BGH, Urt. v. 20. Oktober 2000 - V ZR 207/99 - OLG München LG Kempten (Allgäu)
BUNDESGERICHTSHOF IM NAMEN DES VOLKES URTEIL
Verkündet am: 20. Oktober 2000
Kanik, Justizamtsinspektorin als Urkundsbeamtin der Geschäftsstelle
in dem Rechtsstreit
Der V. Zivilsenat des Bundesgerichtshofes hat auf die mündliche Verhandlung vom 20. Oktober 2000 durch den Vorsitzenden Richter Dr. Wenzel und die Richter Schneider, Prof. Dr. Krüger, Dr. Klein und Dr. Gaier
für Recht erkannt:
Tenor:
Die Revison der Klägerin gegen das Urteil des 14. Zivilsenats des Oberlandesgerichts München, Zivilsenate in Augsburg, vom 25. März 1999 wird auf Kosten der Klägerin zurückgewiesen.
Von Rechts wegen
Tatbestand:
Die Parteien streiten um die Minderung des Kaufpreises für ein Grundstück.

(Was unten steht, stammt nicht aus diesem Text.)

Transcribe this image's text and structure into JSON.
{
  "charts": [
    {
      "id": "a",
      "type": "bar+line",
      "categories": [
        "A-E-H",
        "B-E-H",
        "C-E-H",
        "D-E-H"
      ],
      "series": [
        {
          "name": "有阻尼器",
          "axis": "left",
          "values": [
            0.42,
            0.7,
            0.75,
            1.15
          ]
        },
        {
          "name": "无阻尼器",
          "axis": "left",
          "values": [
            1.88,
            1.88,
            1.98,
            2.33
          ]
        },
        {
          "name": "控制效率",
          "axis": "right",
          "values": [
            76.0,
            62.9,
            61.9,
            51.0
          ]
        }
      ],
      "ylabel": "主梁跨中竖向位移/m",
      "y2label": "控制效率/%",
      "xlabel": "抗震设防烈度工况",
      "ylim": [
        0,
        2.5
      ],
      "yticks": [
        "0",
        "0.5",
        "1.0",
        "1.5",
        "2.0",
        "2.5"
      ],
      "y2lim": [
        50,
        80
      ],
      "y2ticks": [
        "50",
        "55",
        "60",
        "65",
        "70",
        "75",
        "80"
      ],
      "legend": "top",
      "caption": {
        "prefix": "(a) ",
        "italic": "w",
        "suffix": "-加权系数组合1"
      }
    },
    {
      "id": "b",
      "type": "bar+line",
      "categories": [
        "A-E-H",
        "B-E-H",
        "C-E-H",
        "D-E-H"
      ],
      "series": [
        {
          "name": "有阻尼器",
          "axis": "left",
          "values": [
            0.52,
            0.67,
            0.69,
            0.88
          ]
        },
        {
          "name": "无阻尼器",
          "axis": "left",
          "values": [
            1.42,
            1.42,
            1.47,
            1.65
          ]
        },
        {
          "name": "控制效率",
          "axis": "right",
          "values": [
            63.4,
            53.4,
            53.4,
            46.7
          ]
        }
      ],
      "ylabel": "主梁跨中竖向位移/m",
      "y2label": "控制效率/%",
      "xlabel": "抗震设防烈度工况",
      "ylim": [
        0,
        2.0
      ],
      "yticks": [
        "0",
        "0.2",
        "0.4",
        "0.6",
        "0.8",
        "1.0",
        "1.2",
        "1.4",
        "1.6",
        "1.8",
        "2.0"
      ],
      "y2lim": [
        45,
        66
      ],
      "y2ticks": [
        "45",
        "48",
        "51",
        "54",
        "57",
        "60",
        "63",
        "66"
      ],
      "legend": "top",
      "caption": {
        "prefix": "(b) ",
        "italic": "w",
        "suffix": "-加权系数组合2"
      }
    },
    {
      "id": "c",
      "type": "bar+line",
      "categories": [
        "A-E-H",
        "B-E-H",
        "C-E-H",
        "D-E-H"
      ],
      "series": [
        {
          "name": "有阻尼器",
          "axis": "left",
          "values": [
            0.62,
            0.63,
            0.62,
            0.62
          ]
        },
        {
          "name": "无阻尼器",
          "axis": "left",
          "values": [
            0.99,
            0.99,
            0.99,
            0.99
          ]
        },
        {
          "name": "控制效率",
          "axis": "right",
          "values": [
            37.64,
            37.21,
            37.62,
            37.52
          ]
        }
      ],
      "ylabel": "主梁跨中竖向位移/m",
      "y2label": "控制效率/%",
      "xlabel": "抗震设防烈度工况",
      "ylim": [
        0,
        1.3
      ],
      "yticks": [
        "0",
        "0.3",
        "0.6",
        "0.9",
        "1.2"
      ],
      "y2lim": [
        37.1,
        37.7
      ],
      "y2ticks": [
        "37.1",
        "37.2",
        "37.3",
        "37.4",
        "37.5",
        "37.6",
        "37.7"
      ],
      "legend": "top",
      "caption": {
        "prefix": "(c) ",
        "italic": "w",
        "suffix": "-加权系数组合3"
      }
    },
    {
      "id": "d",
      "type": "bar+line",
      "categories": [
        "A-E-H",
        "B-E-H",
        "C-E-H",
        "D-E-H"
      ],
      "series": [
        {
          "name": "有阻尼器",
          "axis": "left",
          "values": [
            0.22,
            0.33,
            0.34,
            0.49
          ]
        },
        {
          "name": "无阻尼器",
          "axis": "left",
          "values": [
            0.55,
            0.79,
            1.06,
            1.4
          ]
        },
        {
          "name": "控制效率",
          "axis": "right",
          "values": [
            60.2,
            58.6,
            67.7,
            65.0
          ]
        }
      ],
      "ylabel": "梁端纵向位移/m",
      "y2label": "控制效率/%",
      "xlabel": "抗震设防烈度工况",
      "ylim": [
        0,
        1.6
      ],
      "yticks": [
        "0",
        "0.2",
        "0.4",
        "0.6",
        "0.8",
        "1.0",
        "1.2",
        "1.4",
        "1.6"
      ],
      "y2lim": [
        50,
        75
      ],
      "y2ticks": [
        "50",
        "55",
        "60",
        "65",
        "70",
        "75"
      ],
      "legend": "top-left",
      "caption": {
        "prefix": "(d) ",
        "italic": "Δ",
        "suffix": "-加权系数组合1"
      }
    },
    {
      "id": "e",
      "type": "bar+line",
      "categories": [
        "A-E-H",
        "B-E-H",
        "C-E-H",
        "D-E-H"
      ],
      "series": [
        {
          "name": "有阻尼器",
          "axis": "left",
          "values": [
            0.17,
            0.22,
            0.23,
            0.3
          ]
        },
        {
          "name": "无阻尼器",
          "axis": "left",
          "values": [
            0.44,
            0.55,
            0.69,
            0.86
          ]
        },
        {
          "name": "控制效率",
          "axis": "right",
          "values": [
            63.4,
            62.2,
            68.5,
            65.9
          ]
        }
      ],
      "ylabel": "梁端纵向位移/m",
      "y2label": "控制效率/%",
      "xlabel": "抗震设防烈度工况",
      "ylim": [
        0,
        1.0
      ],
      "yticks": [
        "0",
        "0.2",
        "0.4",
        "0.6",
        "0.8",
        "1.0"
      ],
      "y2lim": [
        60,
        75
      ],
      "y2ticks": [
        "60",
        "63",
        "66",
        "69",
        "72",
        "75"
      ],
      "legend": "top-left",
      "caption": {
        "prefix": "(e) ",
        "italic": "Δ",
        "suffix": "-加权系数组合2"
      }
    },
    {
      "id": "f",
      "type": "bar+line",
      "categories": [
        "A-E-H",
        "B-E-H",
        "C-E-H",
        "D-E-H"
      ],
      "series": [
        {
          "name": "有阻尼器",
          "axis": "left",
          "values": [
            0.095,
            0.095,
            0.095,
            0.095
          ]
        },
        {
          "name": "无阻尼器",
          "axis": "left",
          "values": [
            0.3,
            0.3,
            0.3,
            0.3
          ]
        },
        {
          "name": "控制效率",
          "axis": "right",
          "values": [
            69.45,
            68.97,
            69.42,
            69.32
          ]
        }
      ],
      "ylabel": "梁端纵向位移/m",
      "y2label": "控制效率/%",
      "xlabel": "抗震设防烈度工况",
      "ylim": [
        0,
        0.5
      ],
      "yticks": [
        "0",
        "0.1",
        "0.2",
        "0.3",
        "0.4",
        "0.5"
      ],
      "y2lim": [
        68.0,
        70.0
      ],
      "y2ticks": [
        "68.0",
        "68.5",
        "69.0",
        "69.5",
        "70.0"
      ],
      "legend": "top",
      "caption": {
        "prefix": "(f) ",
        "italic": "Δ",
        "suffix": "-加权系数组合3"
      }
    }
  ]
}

Durch notariell beurkundeten Vertrag vom 23. Juli 1993 verkaufte die Klägerin der Beklagten eine Teilfläche von 4.250 qm ihres Grundstücks Flurstück Nr. 187 in W. -S. (im folgenden: Kaufgrundstück) zur Errichtung eines SB-Marktes. Die Gewährleistung für Mängel wurde im Vertrag ausgeschlossen. Der vereinbarte Kaufpreis betrug 637.500 DM (150 DM/qm). Die Kaufpreisfälligkeit war u.a. von der Eintragung einer Vormerkung zugunsten der Beklagten und der für die Teilung des Grundstücks notwendigen Genehmigung abhängig. Der Besitz sollte mit der Zahlung des Kaufpreises auf die Beklagte übergehen. Die Klägerin versicherte im Vertrag, das Kaufgrundstück sei in dem von der Gemeinde beschlossenen Flächennutzungsplan als Mischgebiet ausgewiesen.
Tatsächlich war das Kaufgrundstück im Flächennutzungsplan als Wohngebiet ausgewiesen. Die Gemeinde versagte ihr Einverständnis zur Teilung. Mit Bescheid vom 28. Februar 1994 lehnte der zuständige Landkreis die beantragte Genehmigung ab. Diesen Bescheid focht die Klägerin an. Durch Vertrag vom 30. März 1994 verkaufte sie die Restfläche ihres Grundstücks für 80 DM/qm an die Gemeinde. Daraufhin erklärte der Landkreis, daß es der zur Teilung des Grundstücks notwendigen Genehmigung nicht mehr bedürfe, und erteilte einen Negativbescheid.
Im Juli 1994 stellte die Gemeinde einen Bebauungsplan auf, nach welchem das Kaufgrundstück in einem Mischgebiet liegt, beschloß im Juli 1996 jedoch, daß der SB-Markt auf dem Flurstück 195 zu errichten sei, das sich im Eigentum der Gemeinde befand.
Hierauf forderte die Klägerin die Beklagte auf, entweder der Löschung der zwischenzeitlich eingetragenen Vormerkung zuzustimmen oder den vereinbarten Kaufpreis zu zahlen. Die Beklagte hielt am Vertrag fest und überwies der Klägerin 382.500 DM mit dem Vermerk "Quadratmeter à 90 DM". Die Klägerin widersprach der Minderung. Im Dezember 1996 vertauschte die Beklagte das Kaufgrundstück der Gemeinde gegen das Grundstück Flurstück 195, um auf diesem den Markt zu errichten. Im August 1997 trat der 1994 von der Gemeinde beschlossene Bebauungsplan in Kraft.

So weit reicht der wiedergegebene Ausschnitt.